Environmental contamination by human fecal matter could help explain the rise of antibiotic resistance

There is growing concern about the threat of antibiotic resistant microbes and their impact on our health and health care system. Antibiotic resistant infections kill around 23,000 people per year in the US and cost the health care system about $2 billion per year. Over use of antibiotics in the food industry and in consumer products (soaps, hand sanitizer, cleaners) is likely to blame for a large proportion of the rise in antibiotic resistance microbes, as is environmental pollution from antibiotic waste and residual antibiotics in our waste water. It is interesting to note that waste water treatment plants are considered a hotspot for antibiotic resistance, in part due to residual levels of antibiotics from our household cleaners. It is also possible that fecal contamination in the environment may be contributing to antibiotic resistance, but we lack clear evidence of this association. This is where recent research from a team in Sweden hopes to help.

The team of researchers measured the level of a type of virus called a bacteriophage, specifically the crAssphage. This virus infects bacteria and is specifically in high abundance in human feces and therefore can be used as a marker of human feces contamination in water. The team measured the level of these crAssphage’s in various water samples from around the world and correlated it with the level of antibiotic resistant bacteria in the water.

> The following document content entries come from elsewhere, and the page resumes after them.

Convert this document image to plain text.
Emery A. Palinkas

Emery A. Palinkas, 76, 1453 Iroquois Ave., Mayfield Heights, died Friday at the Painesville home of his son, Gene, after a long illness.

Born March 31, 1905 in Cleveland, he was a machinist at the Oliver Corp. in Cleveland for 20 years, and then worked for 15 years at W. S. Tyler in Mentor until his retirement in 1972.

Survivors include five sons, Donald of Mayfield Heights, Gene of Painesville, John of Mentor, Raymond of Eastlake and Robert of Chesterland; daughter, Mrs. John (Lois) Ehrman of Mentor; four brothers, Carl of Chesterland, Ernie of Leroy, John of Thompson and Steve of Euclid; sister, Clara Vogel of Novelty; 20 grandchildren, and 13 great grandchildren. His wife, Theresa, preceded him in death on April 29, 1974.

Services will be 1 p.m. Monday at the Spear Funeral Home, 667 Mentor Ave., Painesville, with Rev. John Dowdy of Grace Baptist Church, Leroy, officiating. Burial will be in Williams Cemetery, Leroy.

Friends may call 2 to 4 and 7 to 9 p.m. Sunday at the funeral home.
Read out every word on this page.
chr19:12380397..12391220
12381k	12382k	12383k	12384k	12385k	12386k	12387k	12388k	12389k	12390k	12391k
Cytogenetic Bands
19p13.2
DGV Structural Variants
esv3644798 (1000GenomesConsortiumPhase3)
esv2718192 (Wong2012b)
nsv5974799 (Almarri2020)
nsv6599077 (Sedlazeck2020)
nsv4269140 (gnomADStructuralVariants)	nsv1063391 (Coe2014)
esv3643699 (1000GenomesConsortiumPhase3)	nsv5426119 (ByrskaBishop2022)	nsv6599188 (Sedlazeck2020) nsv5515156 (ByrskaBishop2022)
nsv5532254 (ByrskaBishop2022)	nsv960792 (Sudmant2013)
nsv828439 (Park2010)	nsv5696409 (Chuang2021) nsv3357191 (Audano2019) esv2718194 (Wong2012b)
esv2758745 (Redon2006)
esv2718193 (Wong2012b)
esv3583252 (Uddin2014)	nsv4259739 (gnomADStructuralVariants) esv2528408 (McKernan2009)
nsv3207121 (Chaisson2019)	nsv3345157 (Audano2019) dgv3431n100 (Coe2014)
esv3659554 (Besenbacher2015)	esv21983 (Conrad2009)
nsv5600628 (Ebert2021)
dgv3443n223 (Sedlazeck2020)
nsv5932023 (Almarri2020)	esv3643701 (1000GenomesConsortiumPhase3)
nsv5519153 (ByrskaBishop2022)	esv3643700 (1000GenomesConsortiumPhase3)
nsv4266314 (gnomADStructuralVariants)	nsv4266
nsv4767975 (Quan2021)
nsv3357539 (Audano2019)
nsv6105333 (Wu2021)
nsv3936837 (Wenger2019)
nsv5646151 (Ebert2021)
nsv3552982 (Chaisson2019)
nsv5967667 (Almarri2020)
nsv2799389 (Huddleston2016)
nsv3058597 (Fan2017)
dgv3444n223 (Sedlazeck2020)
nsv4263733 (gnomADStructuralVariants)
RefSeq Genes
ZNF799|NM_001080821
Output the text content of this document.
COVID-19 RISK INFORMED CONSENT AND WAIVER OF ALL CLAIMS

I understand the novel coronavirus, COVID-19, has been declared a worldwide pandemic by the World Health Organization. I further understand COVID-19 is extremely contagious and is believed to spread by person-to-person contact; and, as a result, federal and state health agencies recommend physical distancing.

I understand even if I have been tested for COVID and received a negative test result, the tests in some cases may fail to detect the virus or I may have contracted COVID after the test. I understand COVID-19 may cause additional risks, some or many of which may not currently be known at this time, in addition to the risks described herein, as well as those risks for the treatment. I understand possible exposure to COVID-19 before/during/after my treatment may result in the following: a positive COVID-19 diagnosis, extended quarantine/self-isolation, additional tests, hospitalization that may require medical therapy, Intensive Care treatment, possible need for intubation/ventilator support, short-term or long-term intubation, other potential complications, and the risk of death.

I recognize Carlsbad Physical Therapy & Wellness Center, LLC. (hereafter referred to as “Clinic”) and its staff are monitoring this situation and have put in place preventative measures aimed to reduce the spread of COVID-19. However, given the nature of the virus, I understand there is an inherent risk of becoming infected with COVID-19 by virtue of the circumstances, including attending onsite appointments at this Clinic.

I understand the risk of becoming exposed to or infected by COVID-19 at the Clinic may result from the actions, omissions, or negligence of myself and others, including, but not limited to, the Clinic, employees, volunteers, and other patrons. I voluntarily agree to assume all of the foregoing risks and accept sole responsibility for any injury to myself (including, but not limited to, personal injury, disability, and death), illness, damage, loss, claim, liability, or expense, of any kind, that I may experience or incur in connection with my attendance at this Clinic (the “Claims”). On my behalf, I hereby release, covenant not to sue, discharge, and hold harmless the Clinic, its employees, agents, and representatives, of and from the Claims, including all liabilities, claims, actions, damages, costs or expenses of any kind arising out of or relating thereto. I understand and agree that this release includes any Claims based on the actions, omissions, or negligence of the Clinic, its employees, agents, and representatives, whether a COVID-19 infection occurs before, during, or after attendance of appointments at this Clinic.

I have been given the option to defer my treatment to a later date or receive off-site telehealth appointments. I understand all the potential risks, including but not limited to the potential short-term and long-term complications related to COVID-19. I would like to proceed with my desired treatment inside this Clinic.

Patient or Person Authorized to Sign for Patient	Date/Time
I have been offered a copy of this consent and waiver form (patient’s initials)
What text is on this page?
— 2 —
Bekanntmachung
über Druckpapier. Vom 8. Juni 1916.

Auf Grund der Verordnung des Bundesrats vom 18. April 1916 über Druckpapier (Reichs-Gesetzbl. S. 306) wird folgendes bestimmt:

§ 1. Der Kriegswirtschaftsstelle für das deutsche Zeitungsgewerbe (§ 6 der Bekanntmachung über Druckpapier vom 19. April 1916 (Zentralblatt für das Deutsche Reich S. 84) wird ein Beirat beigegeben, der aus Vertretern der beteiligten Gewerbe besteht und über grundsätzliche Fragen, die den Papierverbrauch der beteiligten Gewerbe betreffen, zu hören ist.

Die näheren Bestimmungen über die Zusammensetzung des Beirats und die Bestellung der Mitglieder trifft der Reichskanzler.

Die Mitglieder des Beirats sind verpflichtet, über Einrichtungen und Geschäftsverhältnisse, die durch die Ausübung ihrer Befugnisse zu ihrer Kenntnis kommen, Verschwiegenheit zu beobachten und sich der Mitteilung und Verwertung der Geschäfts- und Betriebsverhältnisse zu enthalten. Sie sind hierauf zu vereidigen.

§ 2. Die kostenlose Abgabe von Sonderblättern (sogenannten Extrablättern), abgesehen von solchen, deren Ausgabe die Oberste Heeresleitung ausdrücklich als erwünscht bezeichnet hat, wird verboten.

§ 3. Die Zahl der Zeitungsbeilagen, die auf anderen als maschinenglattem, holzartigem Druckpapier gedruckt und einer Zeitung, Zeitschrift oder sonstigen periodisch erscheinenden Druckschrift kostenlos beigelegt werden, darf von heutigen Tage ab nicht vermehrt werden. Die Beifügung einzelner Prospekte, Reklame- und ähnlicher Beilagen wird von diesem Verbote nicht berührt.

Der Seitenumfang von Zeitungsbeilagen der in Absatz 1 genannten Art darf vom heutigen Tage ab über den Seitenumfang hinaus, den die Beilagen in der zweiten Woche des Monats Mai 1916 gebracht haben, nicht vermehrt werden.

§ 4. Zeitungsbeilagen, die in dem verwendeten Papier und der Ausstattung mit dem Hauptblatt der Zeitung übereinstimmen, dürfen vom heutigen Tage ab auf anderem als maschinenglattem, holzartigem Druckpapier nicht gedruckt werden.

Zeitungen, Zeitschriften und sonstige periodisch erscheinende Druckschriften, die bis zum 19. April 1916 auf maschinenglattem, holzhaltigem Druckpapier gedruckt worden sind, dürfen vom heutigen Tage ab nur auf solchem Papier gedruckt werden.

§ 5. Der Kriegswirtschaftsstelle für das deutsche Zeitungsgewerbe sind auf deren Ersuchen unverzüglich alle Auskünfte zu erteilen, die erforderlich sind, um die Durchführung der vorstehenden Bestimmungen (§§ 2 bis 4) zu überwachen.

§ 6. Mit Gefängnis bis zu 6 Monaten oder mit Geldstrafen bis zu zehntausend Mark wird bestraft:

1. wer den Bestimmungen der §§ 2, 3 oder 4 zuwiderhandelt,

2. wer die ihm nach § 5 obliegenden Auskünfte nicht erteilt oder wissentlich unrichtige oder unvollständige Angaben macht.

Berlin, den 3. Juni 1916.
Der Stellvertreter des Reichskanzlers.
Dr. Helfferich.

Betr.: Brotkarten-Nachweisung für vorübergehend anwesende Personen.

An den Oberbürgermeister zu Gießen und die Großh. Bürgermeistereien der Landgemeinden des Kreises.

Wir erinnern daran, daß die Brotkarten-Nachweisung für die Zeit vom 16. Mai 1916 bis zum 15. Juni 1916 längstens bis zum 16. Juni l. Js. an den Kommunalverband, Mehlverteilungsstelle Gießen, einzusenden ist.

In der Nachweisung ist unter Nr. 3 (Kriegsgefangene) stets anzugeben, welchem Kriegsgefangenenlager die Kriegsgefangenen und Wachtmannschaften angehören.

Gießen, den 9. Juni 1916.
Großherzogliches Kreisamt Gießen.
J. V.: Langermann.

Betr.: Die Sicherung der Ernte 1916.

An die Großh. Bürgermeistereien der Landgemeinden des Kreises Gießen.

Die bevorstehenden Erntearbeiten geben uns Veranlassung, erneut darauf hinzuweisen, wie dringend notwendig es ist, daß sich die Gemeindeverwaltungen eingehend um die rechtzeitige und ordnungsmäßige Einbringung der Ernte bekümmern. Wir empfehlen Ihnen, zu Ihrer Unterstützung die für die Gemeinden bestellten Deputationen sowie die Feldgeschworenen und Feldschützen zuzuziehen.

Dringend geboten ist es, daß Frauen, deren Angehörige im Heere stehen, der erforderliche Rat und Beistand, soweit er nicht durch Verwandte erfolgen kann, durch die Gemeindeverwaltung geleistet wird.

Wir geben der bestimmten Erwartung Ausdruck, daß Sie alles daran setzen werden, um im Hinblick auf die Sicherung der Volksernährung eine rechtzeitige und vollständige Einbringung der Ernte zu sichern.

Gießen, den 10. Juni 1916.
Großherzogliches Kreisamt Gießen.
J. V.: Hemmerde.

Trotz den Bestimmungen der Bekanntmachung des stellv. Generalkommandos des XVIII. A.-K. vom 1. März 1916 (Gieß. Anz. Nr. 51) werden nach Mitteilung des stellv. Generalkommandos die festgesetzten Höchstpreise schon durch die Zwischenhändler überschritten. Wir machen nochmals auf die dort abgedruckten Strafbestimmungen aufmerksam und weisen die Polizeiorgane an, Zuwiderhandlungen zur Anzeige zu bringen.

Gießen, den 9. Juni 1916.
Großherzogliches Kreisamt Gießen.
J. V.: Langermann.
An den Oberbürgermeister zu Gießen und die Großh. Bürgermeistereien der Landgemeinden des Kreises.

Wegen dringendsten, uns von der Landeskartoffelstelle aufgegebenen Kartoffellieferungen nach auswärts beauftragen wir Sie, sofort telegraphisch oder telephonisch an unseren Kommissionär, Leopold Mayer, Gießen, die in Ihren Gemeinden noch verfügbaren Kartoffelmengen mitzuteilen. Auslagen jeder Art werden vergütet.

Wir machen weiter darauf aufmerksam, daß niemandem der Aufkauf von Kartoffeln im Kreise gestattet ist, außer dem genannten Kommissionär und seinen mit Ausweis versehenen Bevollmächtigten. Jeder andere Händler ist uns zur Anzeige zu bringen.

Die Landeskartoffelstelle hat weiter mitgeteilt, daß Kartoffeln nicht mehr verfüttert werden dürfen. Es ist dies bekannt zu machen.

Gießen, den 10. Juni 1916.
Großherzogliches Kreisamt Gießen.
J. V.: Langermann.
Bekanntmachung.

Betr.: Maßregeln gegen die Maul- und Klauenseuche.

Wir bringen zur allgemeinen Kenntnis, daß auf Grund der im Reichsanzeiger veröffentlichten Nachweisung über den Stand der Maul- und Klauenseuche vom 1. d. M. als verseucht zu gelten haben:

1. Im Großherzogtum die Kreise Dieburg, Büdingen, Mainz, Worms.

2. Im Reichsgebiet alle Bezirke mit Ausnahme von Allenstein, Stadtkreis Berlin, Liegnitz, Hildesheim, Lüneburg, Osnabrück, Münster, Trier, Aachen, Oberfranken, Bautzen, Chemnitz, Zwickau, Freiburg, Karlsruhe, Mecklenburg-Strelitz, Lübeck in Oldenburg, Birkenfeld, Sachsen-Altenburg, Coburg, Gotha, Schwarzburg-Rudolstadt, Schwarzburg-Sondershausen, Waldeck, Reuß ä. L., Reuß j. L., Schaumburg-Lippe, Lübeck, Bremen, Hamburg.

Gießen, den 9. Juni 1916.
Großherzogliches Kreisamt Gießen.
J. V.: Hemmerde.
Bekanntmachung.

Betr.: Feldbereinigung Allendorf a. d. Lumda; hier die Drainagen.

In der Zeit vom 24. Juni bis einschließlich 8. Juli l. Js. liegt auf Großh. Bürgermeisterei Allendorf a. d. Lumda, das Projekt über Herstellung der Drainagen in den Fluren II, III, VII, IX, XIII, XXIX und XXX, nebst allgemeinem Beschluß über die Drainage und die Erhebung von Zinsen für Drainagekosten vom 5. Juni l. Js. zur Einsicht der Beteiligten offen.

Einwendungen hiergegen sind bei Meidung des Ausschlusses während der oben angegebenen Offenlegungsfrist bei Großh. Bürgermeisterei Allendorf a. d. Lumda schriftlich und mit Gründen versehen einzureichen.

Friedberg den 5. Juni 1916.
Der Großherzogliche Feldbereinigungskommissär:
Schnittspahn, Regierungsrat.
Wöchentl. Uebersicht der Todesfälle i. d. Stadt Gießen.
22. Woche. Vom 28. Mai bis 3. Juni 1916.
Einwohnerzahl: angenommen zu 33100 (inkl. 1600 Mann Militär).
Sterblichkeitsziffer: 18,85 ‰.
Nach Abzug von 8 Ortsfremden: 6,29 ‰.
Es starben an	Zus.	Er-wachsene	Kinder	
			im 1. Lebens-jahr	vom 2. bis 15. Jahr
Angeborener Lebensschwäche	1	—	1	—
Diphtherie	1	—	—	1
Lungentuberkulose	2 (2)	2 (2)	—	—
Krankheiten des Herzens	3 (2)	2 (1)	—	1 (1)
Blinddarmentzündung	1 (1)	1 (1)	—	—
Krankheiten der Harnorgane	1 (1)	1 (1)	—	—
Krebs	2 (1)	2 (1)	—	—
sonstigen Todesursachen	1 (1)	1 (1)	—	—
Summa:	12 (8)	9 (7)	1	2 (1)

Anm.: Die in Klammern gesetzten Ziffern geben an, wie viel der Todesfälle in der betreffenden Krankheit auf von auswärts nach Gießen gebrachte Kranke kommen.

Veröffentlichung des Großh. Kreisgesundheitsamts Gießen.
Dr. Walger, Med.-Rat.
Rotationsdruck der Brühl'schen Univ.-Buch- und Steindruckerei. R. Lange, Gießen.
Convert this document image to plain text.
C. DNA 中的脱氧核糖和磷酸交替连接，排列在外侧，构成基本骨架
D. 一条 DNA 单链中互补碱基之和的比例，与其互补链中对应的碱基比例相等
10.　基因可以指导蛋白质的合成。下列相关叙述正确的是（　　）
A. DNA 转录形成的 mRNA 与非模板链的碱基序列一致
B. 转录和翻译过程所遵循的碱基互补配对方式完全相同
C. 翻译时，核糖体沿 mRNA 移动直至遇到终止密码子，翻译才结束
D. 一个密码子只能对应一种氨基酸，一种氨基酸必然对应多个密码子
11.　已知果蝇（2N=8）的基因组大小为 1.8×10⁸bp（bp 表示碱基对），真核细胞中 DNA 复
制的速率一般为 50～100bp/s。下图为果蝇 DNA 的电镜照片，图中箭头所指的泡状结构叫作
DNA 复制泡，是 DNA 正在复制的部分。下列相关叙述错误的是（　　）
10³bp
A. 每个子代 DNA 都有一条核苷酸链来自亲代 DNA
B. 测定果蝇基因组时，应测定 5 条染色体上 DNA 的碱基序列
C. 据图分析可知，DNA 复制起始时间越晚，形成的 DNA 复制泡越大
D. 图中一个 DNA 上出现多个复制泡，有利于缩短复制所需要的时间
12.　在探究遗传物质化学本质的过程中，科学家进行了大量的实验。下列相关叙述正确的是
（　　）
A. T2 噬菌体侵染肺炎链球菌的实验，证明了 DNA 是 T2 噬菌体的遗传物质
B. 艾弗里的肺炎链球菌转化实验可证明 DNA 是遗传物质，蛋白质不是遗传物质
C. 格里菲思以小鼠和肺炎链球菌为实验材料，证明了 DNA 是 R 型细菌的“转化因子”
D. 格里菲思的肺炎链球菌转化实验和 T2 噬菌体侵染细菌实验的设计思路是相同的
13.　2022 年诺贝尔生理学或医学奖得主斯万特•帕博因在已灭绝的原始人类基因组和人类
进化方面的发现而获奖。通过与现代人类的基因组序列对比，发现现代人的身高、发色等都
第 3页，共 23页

They found a strong and significant correlation between the number of antibiotic resistant bacteria in a water sample and the level of this virus in samples from India, Spain, Singapore, UK, and USA. They also found a strong correlation between the virus and bacterial resistance in waste water treatment plants in Sweden and the US.

This data suggests that contamination of our water with human feces could be contributing to the rise in antibiotic resistance in conjunction with the over use of antibiotics. As such, it should be considered as part of the problem when we are trying to curb the rise in antibiotic resistance. Since this data is primarily correlation in nature, we still don’t know whether the level of human feces and bacteriophage are contributing to the rise in antibiotic resistance of if these bacteriophages are present in higher abundance in feces of people with antibiotic resistant bacteria. More work is necessary to understand the direction of this association. It is important for us to understand all the contributing factors to antibiotic resistance in order to properly get the problem under control. Antibiotics are a fantastic medicine when we use them properly but they won’t be useful for much longer if we don’t deal with this threat.